Project 5 / Face Detection with a Sliding Window

Design Decisions

Get positive features

I added deformations to the faces in the training data. In particular I found mirroring every face helped improve the classifier. Things that did not help were:

Adding noise, presumably this caused confusion with the background.
Applying a median filter, this gave fewer total matches overall.

Get negative features

I implemented a multi-scale feature extractor which checks 7 different scales of images. It picks a random set of features from each scale to add to the negative training samples.

Run detector

There are two possible detectors: the normal SVM and also a feedforward neural network. I wanted to compare the two methods to see if a non-linear classifier can improve on the SVM.

Evaluation

SVM classifier

Objective Performance

Objectively the classifier does pretty decently. The precision is relatively high, but probably not good enough to be a useful face detector in real applications. What's remarkable is that the highly positive HOG features create a very convincing outline of a face.
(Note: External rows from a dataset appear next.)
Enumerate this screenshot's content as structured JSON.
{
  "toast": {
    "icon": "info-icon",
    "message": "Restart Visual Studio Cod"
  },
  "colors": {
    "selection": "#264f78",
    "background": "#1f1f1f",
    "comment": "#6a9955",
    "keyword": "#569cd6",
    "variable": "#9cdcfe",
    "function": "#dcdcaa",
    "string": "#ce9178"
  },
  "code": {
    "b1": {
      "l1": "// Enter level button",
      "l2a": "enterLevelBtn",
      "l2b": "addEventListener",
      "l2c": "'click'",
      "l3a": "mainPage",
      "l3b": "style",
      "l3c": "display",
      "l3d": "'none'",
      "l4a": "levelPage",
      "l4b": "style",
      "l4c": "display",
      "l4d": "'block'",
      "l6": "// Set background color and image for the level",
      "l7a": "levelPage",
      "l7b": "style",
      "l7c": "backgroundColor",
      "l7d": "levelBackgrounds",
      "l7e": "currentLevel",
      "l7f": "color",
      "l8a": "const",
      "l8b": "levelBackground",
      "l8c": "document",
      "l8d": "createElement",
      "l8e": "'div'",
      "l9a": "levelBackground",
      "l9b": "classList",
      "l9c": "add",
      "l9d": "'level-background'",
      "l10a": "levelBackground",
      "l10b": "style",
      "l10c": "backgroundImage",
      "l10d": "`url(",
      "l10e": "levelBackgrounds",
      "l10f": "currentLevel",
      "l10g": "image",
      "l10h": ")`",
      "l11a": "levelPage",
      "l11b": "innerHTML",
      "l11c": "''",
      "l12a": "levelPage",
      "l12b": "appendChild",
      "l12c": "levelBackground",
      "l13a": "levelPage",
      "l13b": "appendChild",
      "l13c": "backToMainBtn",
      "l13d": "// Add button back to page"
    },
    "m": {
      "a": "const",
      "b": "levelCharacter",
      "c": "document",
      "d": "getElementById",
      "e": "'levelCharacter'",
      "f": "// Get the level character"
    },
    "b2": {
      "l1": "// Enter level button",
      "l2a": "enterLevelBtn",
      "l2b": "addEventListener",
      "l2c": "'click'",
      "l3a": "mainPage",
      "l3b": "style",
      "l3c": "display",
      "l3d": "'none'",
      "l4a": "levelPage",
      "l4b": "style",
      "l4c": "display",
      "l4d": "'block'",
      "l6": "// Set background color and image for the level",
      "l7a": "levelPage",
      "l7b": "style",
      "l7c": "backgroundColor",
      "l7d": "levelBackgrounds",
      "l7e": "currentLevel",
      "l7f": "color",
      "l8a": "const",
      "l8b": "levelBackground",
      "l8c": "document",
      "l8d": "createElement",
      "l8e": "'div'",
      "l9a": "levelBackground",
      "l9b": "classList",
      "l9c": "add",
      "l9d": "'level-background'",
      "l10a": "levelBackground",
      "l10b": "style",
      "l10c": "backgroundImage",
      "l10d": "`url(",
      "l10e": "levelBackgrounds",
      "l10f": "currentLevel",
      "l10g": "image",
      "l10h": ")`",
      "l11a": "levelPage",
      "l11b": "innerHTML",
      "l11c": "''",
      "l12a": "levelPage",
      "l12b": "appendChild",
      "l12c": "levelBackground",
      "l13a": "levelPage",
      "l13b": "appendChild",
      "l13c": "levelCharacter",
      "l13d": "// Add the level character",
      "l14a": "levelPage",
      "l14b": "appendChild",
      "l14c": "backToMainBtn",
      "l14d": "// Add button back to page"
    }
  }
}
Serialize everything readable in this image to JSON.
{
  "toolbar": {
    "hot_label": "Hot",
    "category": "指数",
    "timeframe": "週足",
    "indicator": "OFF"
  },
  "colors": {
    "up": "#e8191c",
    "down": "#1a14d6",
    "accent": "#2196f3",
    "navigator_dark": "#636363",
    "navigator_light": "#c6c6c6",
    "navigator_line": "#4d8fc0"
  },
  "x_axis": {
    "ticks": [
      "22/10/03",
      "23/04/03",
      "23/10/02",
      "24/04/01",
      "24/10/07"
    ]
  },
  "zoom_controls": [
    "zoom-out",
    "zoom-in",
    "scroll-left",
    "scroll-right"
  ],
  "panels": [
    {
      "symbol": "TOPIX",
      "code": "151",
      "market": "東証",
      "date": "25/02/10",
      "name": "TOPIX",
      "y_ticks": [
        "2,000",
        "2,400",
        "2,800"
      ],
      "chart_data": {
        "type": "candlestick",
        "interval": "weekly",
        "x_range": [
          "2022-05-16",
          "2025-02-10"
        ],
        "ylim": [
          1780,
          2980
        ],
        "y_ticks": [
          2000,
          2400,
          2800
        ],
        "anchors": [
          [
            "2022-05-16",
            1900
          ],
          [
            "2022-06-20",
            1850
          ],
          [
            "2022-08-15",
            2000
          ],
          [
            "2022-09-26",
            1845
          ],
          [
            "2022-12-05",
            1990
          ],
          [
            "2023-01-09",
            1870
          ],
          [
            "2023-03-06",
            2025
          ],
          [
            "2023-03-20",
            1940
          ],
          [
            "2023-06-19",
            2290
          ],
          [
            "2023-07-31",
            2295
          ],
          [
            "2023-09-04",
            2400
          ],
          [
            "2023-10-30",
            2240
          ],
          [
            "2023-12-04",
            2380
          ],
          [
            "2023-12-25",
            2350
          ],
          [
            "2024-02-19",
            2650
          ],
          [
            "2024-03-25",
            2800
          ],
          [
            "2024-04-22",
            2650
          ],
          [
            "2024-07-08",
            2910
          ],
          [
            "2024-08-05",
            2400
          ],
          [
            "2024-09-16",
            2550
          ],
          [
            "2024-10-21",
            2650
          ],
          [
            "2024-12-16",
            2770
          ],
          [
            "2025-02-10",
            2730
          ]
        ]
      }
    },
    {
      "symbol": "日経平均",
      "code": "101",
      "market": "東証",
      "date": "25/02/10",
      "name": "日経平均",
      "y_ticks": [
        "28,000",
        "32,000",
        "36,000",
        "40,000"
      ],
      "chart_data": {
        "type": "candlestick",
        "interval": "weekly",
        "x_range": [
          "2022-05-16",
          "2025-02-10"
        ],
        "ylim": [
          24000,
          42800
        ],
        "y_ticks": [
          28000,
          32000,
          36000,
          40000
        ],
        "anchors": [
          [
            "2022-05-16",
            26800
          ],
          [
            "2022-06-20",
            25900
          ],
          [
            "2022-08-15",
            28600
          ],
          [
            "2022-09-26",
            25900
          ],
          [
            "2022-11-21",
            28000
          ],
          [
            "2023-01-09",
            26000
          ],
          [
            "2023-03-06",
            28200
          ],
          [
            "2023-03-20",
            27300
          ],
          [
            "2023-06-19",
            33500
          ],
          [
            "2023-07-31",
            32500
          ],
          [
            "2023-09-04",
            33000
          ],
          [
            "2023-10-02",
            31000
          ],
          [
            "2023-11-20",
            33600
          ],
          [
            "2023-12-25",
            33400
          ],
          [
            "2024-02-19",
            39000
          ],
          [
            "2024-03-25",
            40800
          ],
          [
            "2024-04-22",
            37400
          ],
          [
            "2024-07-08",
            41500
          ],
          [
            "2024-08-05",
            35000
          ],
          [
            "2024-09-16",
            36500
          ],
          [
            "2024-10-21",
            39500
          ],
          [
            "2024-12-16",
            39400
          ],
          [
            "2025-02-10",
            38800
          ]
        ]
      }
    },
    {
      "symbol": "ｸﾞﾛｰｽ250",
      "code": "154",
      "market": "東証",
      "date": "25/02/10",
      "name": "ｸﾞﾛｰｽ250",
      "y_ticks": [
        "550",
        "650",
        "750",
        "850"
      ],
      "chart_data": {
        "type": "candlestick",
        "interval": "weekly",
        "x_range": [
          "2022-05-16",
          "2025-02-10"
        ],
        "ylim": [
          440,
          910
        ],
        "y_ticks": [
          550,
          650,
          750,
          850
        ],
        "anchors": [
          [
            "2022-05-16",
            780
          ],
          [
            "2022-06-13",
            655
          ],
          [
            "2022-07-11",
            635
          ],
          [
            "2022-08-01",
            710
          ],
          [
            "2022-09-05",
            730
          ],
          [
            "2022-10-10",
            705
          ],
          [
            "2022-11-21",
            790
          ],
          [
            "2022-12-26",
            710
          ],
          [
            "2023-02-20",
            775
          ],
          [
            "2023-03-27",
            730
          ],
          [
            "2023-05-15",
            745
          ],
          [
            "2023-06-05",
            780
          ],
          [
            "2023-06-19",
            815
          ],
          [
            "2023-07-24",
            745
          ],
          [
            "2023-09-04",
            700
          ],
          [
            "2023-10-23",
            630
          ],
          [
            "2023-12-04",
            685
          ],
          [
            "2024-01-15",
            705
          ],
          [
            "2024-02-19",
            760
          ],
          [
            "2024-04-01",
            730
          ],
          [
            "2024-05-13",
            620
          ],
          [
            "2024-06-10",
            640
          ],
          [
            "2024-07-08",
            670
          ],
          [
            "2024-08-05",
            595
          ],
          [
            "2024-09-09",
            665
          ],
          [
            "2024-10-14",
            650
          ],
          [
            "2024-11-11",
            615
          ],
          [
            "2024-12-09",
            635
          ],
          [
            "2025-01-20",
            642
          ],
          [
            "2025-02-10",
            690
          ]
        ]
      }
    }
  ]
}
Edges that are not at all face-shaped are given very negative weights. Vertical edges in particular seem to be very unface-like.

Subjective Performance

Best Matches

Holistically, some of the best matches were the images with a single face. This makes intuitive sense since the training set were very similar to these images.

Worst Matches

Noisy or busy images had a lot of false-positives. Sharp lines that correspond to faces can fool the SVM. And unfortunately, despite the detector working well on single faces it still misses some. The picture of Aubrey's face has been particularly challenging to find, partly because it is a large image and requires a large scale detector.

Interesting Matches

The Deep Space 9 image is interesting, because the face detector successfully matches the alien's face. It is also good at detecting roundly drawn faces, but not square robots. In the cards picture it found the Queen's faces, but not the King's. The detector also seems to almost perfectly detect letters as seen in the Police album, despite being trained on faces.

Increasing the number of negative samples

By tripling the number of negative samples from 10,000 to 30,000 precision increased slightly:

Without glasses, the HOG features look kind of like a skull with its mouth open.

Decreasing the threshold

By keeping the number of negative training samples the same and decreasing the threshold from 0.0 to -0.2, the precision goes up even more. This is likely because some faces are close to the SVM boundary, so they get misclassified easily.